Woods: And so it's no wonder then that women in the workforce, whether they're physicians or nurses, faced with the incredible difficulty of balancing work and child care, sometimes decide to do what your mom did, Lauren, which seems so impossible to me.

And other times, they leave the workforce entirely, which creates its own problem. It's something that I think you and your team have defined as the nursing complexity challenge. Can you tell us a little bit about that?

Rewers: Yeah, so what we're finding in the nursing workforce is that the workforce is getting pretty polarized in terms of age and experience.

You have a big group of baby boomers who are exiting the workforce, because they're retiring and a big influx of novice staff who are new graduates right out of nursing school. But you see a dip in the middle of those pretty competent and expert staff who have between, say, seven to 10 years of experience, and that's an issue.

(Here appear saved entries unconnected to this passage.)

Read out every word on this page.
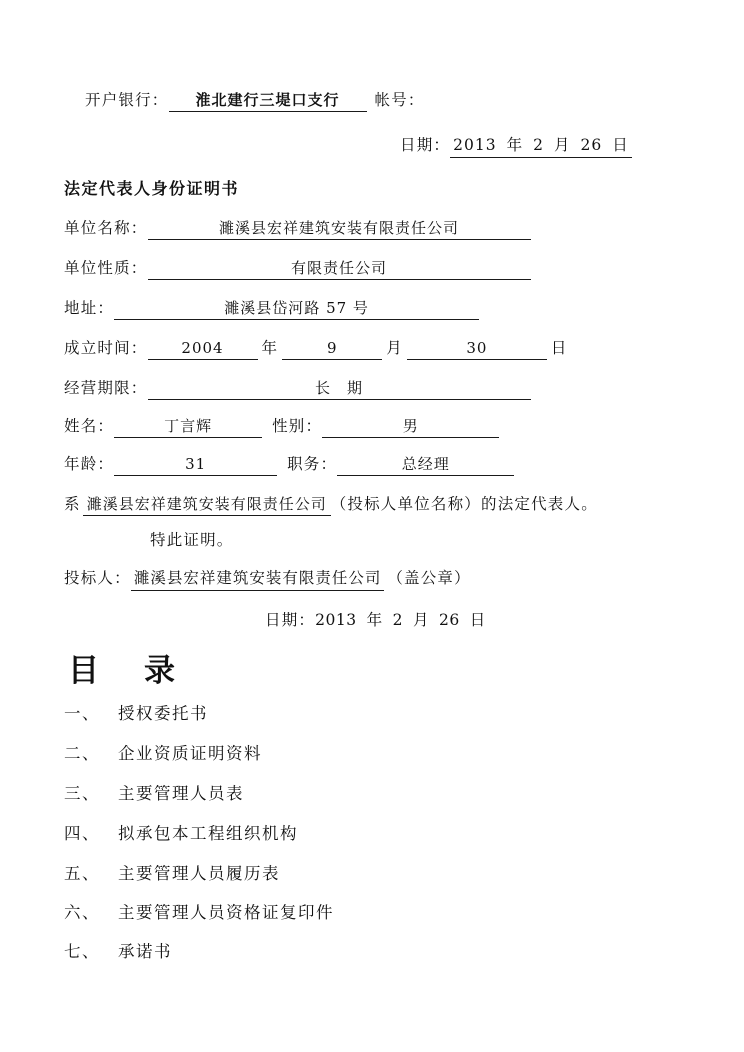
开户银行：	淮北建行三堤口支行	帐号：
日期： 2013 年 2 月 26 日
法定代表人身份证明书
单位名称：	濉溪县宏祥建筑安装有限责任公司
单位性质：	有限责任公司
地址：	濉溪县岱河路 57 号
成立时间：	2004	年	9	月	30	日
经营期限：	长　期
姓名：	丁言辉	性别：	男
年龄：	31	职务：	总经理
系 濉溪县宏祥建筑安装有限责任公司 （投标人单位名称）的法定代表人。
特此证明。
投标人： 濉溪县宏祥建筑安装有限责任公司 （盖公章）
日期： 2013 年 2 月 26 日
目　录
一、	授权委托书
二、	企业资质证明资料
三、	主要管理人员表
四、	拟承包本工程组织机构
五、	主要管理人员履历表
六、	主要管理人员资格证复印件
七、	承诺书
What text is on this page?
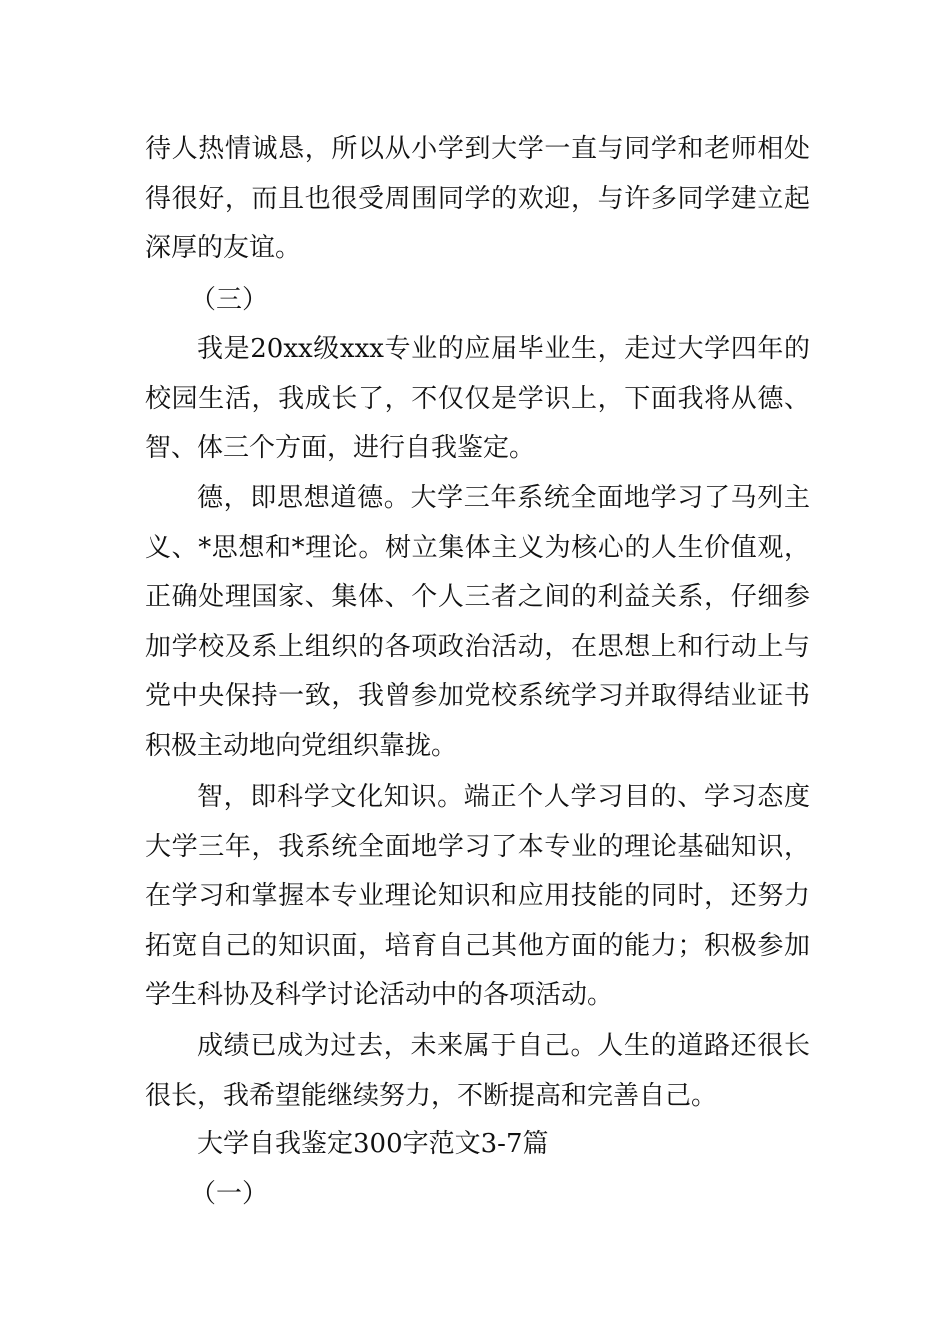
待人热情诚恳，所以从小学到大学一直与同学和老师相处得很好，而且也很受周围同学的欢迎，与许多同学建立起深厚的友谊。

（三）

我是20xx级xxx专业的应届毕业生，走过大学四年的校园生活，我成长了，不仅仅是学识上，下面我将从德、智、体三个方面，进行自我鉴定。

德，即思想道德。大学三年系统全面地学习了马列主义、*思想和*理论。树立集体主义为核心的人生价值观，正确处理国家、集体、个人三者之间的利益关系，仔细参加学校及系上组织的各项政治活动，在思想上和行动上与党中央保持一致，我曾参加党校系统学习并取得结业证书积极主动地向党组织靠拢。

智，即科学文化知识。端正个人学习目的、学习态度大学三年，我系统全面地学习了本专业的理论基础知识，在学习和掌握本专业理论知识和应用技能的同时，还努力拓宽自己的知识面，培育自己其他方面的能力；积极参加学生科协及科学讨论活动中的各项活动。

成绩已成为过去，未来属于自己。人生的道路还很长很长，我希望能继续努力，不断提高和完善自己。

大学自我鉴定300字范文3-7篇

（一）
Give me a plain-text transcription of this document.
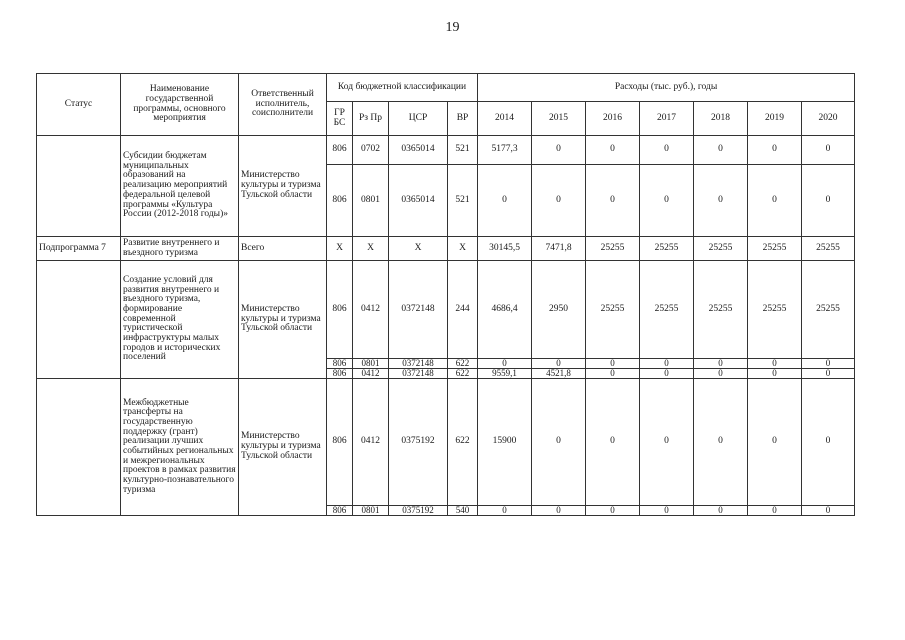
19
Статус	Наименование государственной программы, основного мероприятия	Ответственный исполнитель, соисполнители	Код бюджетной классификации				Расходы (тыс. руб.), годы						
			ГР БС	Рз Пр	ЦСР	ВР	2014	2015	2016	2017	2018	2019	2020
	Субсидии бюджетам муниципальных образований на реализацию мероприятий федеральной целевой программы «Культура России (2012-2018 годы)»	Министерство культуры и туризма Тульской области	806	0702	0365014	521	5177,3	0	0	0	0	0	0
			806	0801	0365014	521	0	0	0	0	0	0	0
Подпрограмма 7	Развитие внутреннего и въездного туризма	Всего	X	X	X	X	30145,5	7471,8	25255	25255	25255	25255	25255
	Создание условий для развития внутреннего и въездного туризма, формирование современной туристической инфраструктуры малых городов и исторических поселений	Министерство культуры и туризма Тульской области	806	0412	0372148	244	4686,4	2950	25255	25255	25255	25255	25255
			806	0801	0372148	622	0	0	0	0	0	0	0
			806	0412	0372148	622	9559,1	4521,8	0	0	0	0	0
	Межбюджетные трансферты на государственную поддержку (грант) реализации лучших событийных региональных и межрегиональных проектов в рамках развития культурно-познавательного туризма	Министерство культуры и туризма Тульской области	806	0412	0375192	622	15900	0	0	0	0	0	0
			806	0801	0375192	540	0	0	0	0	0	0	0
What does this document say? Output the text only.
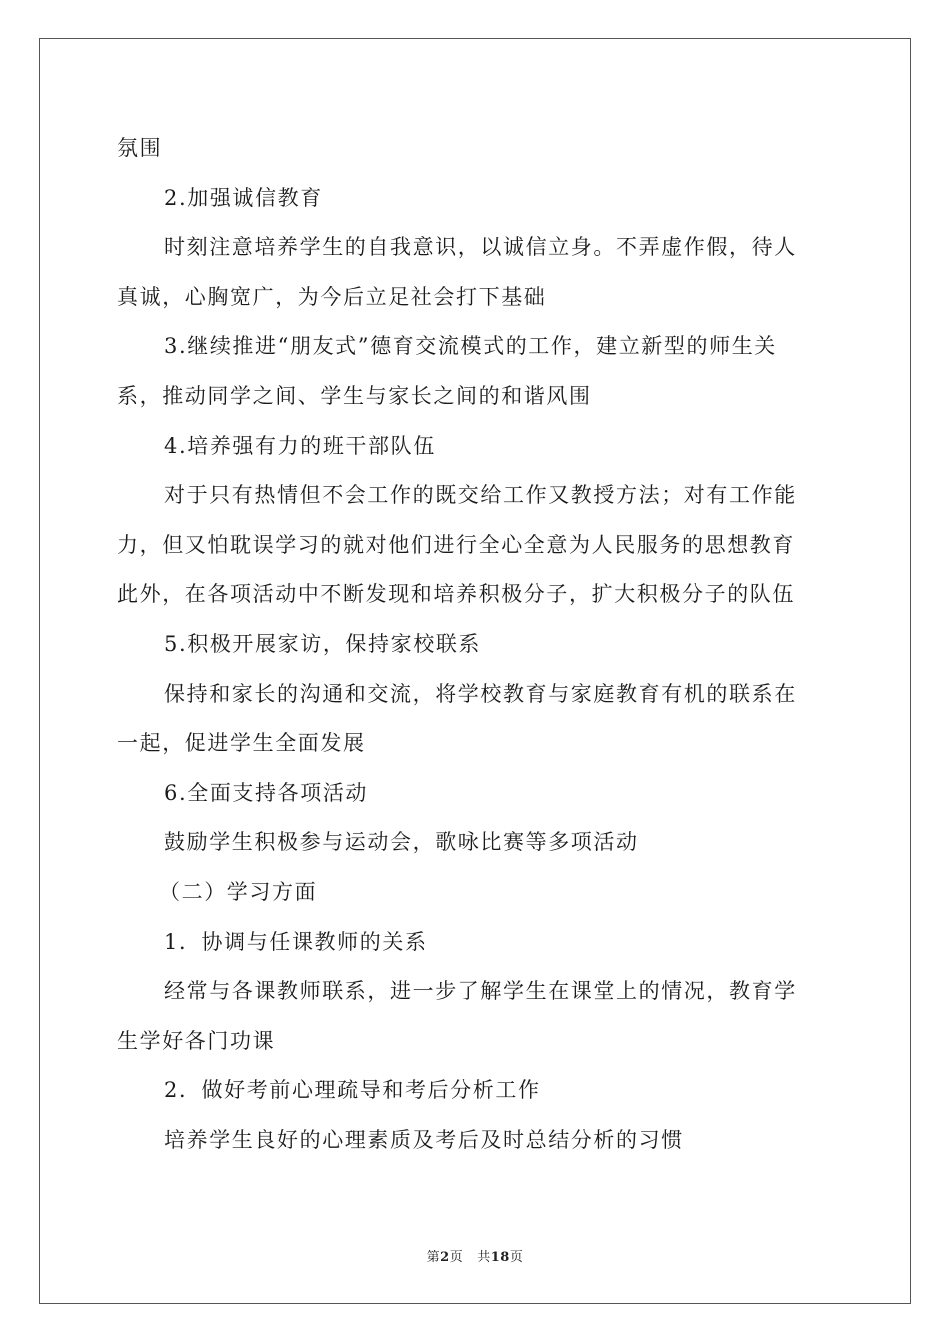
氛围
2.加强诚信教育
时刻注意培养学生的自我意识，以诚信立身。不弄虚作假，待人
真诚，心胸宽广，为今后立足社会打下基础
3.继续推进“朋友式”德育交流模式的工作，建立新型的师生关
系，推动同学之间、学生与家长之间的和谐风围
4.培养强有力的班干部队伍
对于只有热情但不会工作的既交给工作又教授方法；对有工作能
力，但又怕耽误学习的就对他们进行全心全意为人民服务的思想教育
此外，在各项活动中不断发现和培养积极分子，扩大积极分子的队伍
5.积极开展家访，保持家校联系
保持和家长的沟通和交流，将学校教育与家庭教育有机的联系在
一起，促进学生全面发展
6.全面支持各项活动
鼓励学生积极参与运动会，歌咏比赛等多项活动
（二）学习方面
1．协调与任课教师的关系
经常与各课教师联系，进一步了解学生在课堂上的情况，教育学
生学好各门功课
2．做好考前心理疏导和考后分析工作
培养学生良好的心理素质及考后及时总结分析的习惯
第2页 共18页
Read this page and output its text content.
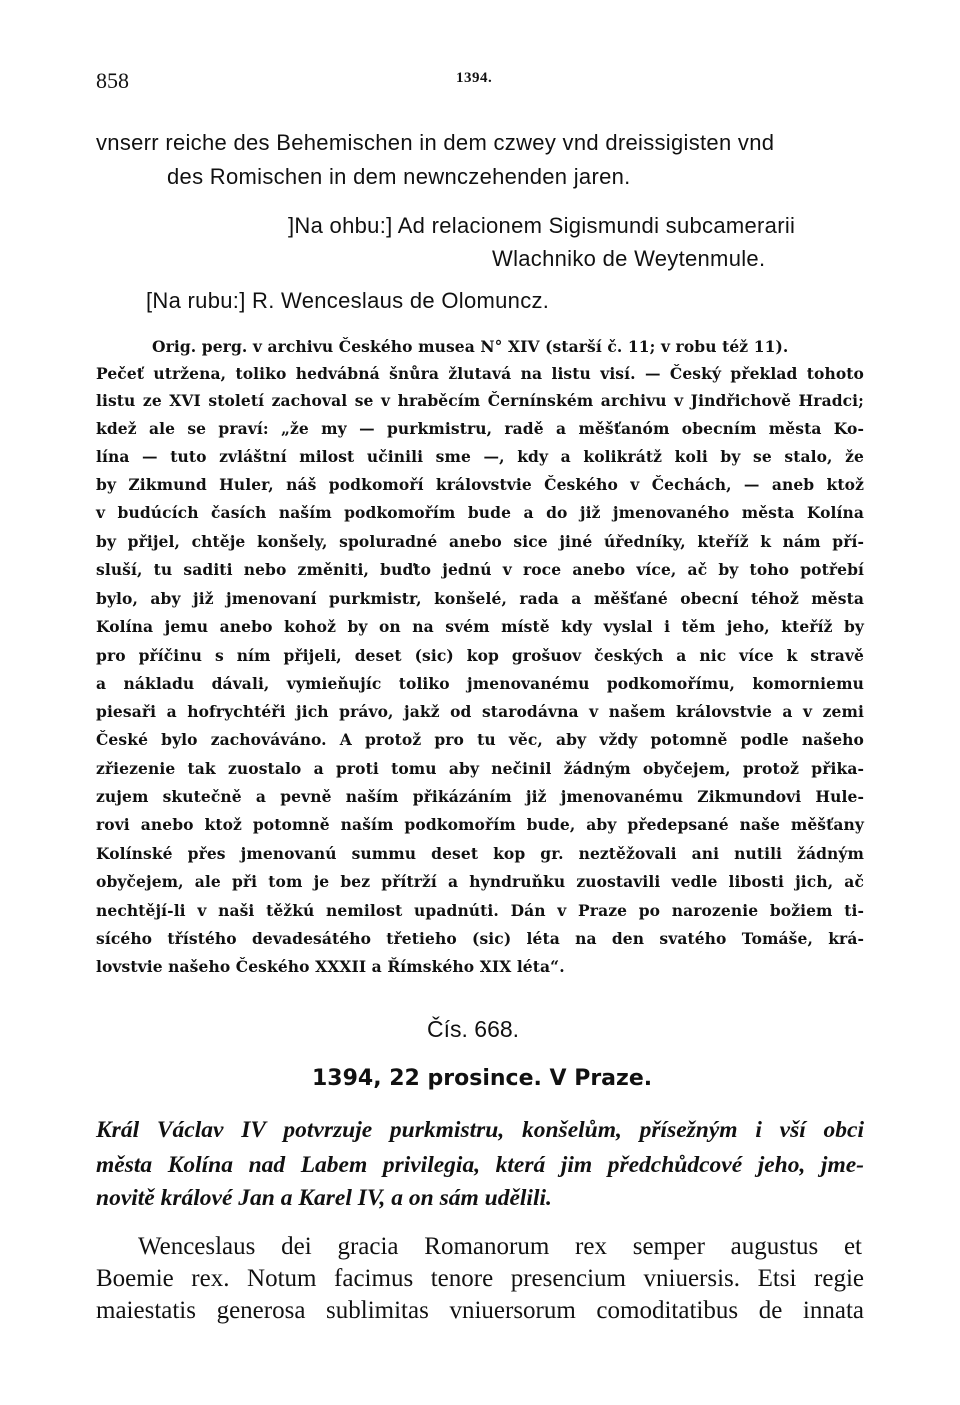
858	1394.

vnserr reiche des Behemischen in dem czwey vnd dreissigisten vnd

des Romischen in dem newnczehenden jaren.

]Na ohbu:] Ad relacionem Sigismundi subcamerarii

Wlachniko de Weytenmule.

[Na rubu:] R. Wenceslaus de Olomuncz.

Orig. perg. v archivu Českého musea N° XIV (starší č. 11; v robu též 11).

Pečeť utržena, toliko hedvábná šnůra žlutavá na listu visí. — Český překlad tohoto

listu ze XVI století zachoval se v hraběcím Černínském archivu v Jindřichově Hradci;

kdež ale se praví: „že my — purkmistru, radě a měšťanóm obecním města Ko-

lína — tuto zvláštní milost učinili sme —, kdy a kolikrátž koli by se stalo, že

by Zikmund Huler, náš podkomoří královstvie Českého v Čechách, — aneb ktož

v budúcích časích naším podkomořím bude a do již jmenovaného města Kolína

by přijel, chtěje konšely, spoluradné anebo sice jiné úředníky, kteříž k nám pří-

sluší, tu saditi nebo změniti, buďto jednú v roce anebo více, ač by toho potřebí

bylo, aby již jmenovaní purkmistr, konšelé, rada a měšťané obecní téhož města

Kolína jemu anebo kohož by on na svém místě kdy vyslal i těm jeho, kteříž by

pro příčinu s ním přijeli, deset (sic) kop grošuov českých a nic více k stravě

a nákladu dávali, vymieňujíc toliko jmenovanému podkomořímu, komorniemu

piesaři a hofrychtéři jich právo, jakž od starodávna v našem královstvie a v zemi

České bylo zachováváno. A protož pro tu věc, aby vždy potomně podle našeho

zřiezenie tak zuostalo a proti tomu aby nečinil žádným obyčejem, protož přika-

zujem skutečně a pevně naším přikázáním již jmenovanému Zikmundovi Hule-

rovi anebo ktož potomně naším podkomořím bude, aby předepsané naše měšťany

Kolínské přes jmenovanú summu deset kop gr. neztěžovali ani nutili žádným

obyčejem, ale při tom je bez přítrží a hyndruňku zuostavili vedle libosti jich, ač

nechtějí-li v naši těžkú nemilost upadnúti. Dán v Praze po narozenie božiem ti-

sícého třístého devadesátého třetieho (sic) léta na den svatého Tomáše, krá-

lovstvie našeho Českého XXXII a Římského XIX léta“.

Čís. 668.

1394, 22 prosince. V Praze.

Král Václav IV potvrzuje purkmistru, konšelům, přísežným i vší obci

města Kolína nad Labem privilegia, která jim předchůdcové jeho, jme-

novitě králové Jan a Karel IV, a on sám udělili.

Wenceslaus dei gracia Romanorum rex semper augustus et

Boemie rex. Notum facimus tenore presencium vniuersis. Etsi regie

maiestatis generosa sublimitas vniuersorum comoditatibus de innata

Even though some organizations are struggling with a nursing shortage across the board, most organizations in the country are facing a shortage of specialized staff, and I think importantly right now, of critical care staff. So when you think about the way child care impacts that shortage, what you're seeing is your specialized and experienced nurses exiting the workforce in droves, because the roles and times and schedules that are allotted to them are not working for the child care and other responsibilities they have at home.

Woods: So said another way, because we didn't have flexible roles for a core part of our health care workforce and they're forced to leave, when the industry is faced with an epidemic, we don't actually have the senior specialized expertise to deploy to combat that epidemic. So it's sort of a double whammy.

Rewers: That's right. And I think what is important to add—it's not that we're at this point where we don't have the staff that we need and that's scary enough, but that we're already so worried about retaining the staff that we've had who've been through an incredibly traumatic experience and who are now taking on additional childcare burdens.

So I think the big question is, if we aren't able to give this flexibility, are we going to see an ever-widening experience-complexity gap that will potentially impact quality and safety?